Friday, December 21, 2007

Hey Champ Car, What is the Mission?

This isn’t the first time I have asked this question. What exactly is the CHAMP CAR WORLD SERIES mission? I’ll bet if you asked a dozen fans you’d get a dozen different answers, same is likely true of a dozen CCWS employees. It is unthinkable that CCWS employees wouldn’t know what the company is trying to accomplish.

So for 2008 I will once again lay out what I think should be the next (should have been the first) step for the business of CCWS. You cannot start to fix something if you cannot identify the problem. It is my opinion that CCWS is broken and surely has been since the CART bankruptcy. Since the three amigos raised this Phoenix from the ashes the single biggest disappointment to me has been inconsistency. As far as I can see they have not been able to describe what it is they are trying to accomplish.

This is why I ask, what’s the mission? If a business is to be successful it must have a mission, something everyone in the company can grasp and work towards. A simple mission statement can achieve this and more. The Best Care in the Air, my favorite mission statement which just happens to come from favorite airline is simply perfect. It easily fits on the back of a business card and describes what the company is trying to achieve. How could anyone in that company get it wrong?

Simply put if you don’t have a stated mission how can you ever expect to achieve it? And to me Champ Car feels like a company without a mission.

A mission statement can become the most important sentence a company will ever pen. Every business decision must be tested by the mission statement as to relevance. If some department manager is trying to run his own agenda you will soon know, when his decisions are put to the test. Every budget, every hire, every fire, even salaries must meet the relevancy test. When this is done from the top down you will then have an organization in which every employee is working towards a common goal.

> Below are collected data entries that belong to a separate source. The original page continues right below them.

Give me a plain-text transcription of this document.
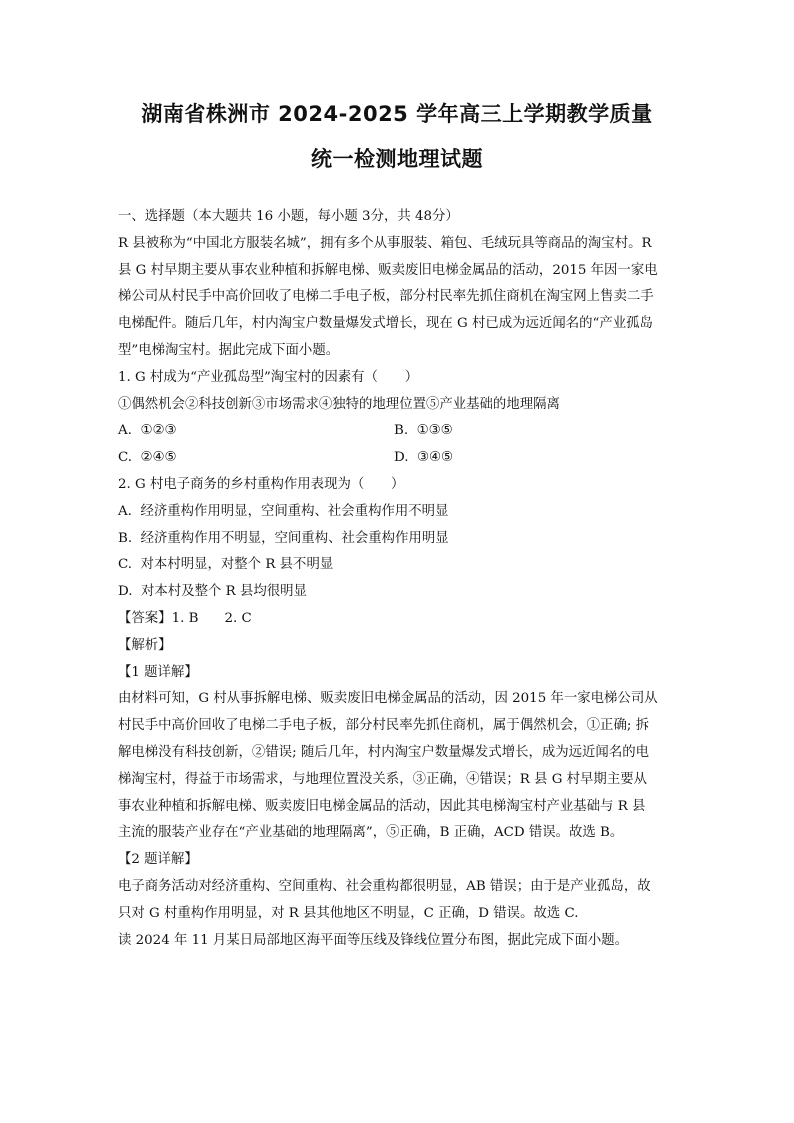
湖南省株洲市 2024-2025 学年高三上学期教学质量
统一检测地理试题
一、选择题（本大题共 16 小题，每小题 3分，共 48分）
R 县被称为“中国北方服装名城”，拥有多个从事服装、箱包、毛绒玩具等商品的淘宝村。R
县 G 村早期主要从事农业种植和拆解电梯、贩卖废旧电梯金属品的活动，2015 年因一家电
梯公司从村民手中高价回收了电梯二手电子板，部分村民率先抓住商机在淘宝网上售卖二手
电梯配件。随后几年，村内淘宝户数量爆发式增长，现在 G 村已成为远近闻名的“产业孤岛
型”电梯淘宝村。据此完成下面小题。
1. G 村成为“产业孤岛型”淘宝村的因素有（　　）
①偶然机会②科技创新③市场需求④独特的地理位置⑤产业基础的地理隔离
A. ①②③	B. ①③⑤
C. ②④⑤	D. ③④⑤
2. G 村电子商务的乡村重构作用表现为（　　）
A. 经济重构作用明显，空间重构、社会重构作用不明显
B. 经济重构作用不明显，空间重构、社会重构作用明显
C. 对本村明显，对整个 R 县不明显
D. 对本村及整个 R 县均很明显
【答案】1. B 2. C
【解析】
【1 题详解】
由材料可知，G 村从事拆解电梯、贩卖废旧电梯金属品的活动，因 2015 年一家电梯公司从
村民手中高价回收了电梯二手电子板，部分村民率先抓住商机，属于偶然机会，①正确; 拆
解电梯没有科技创新，②错误; 随后几年，村内淘宝户数量爆发式增长，成为远近闻名的电
梯淘宝村，得益于市场需求，与地理位置没关系，③正确，④错误；R 县 G 村早期主要从
事农业种植和拆解电梯、贩卖废旧电梯金属品的活动，因此其电梯淘宝村产业基础与 R 县
主流的服装产业存在“产业基础的地理隔离”，⑤正确，B 正确，ACD 错误。故选 B。
【2 题详解】
电子商务活动对经济重构、空间重构、社会重构都很明显，AB 错误；由于是产业孤岛，故
只对 G 村重构作用明显，对 R 县其他地区不明显，C 正确，D 错误。故选 C.
读 2024 年 11 月某日局部地区海平面等压线及锋线位置分布图，据此完成下面小题。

So who is responsible for developing the mission statement? The man in charge who every that is, it is ultimately his responsibility. I would think the owners of the business would drive this issue and make sure that their subordinates live by it.

All departments in the company can have mission statements and they should dovetail nicely into each other and the company mission statement. This can even make planning easier by separating the must haves from the discretionary.

All employees should have written goals and objectives that will all fit together as one and drive the company mission. They would be developed from the top down so that there is no doubt about the reason for having them. When I read the lowest level employees G’s and O’s I should be able to then read his managers and see how they are intertwined and so on up to the top.
A tightly organized company like this is more likely to be successful than a loosely organized one like I see in CCWS.

So Champ Car, WHERE IS THE MISSION STATEMENT?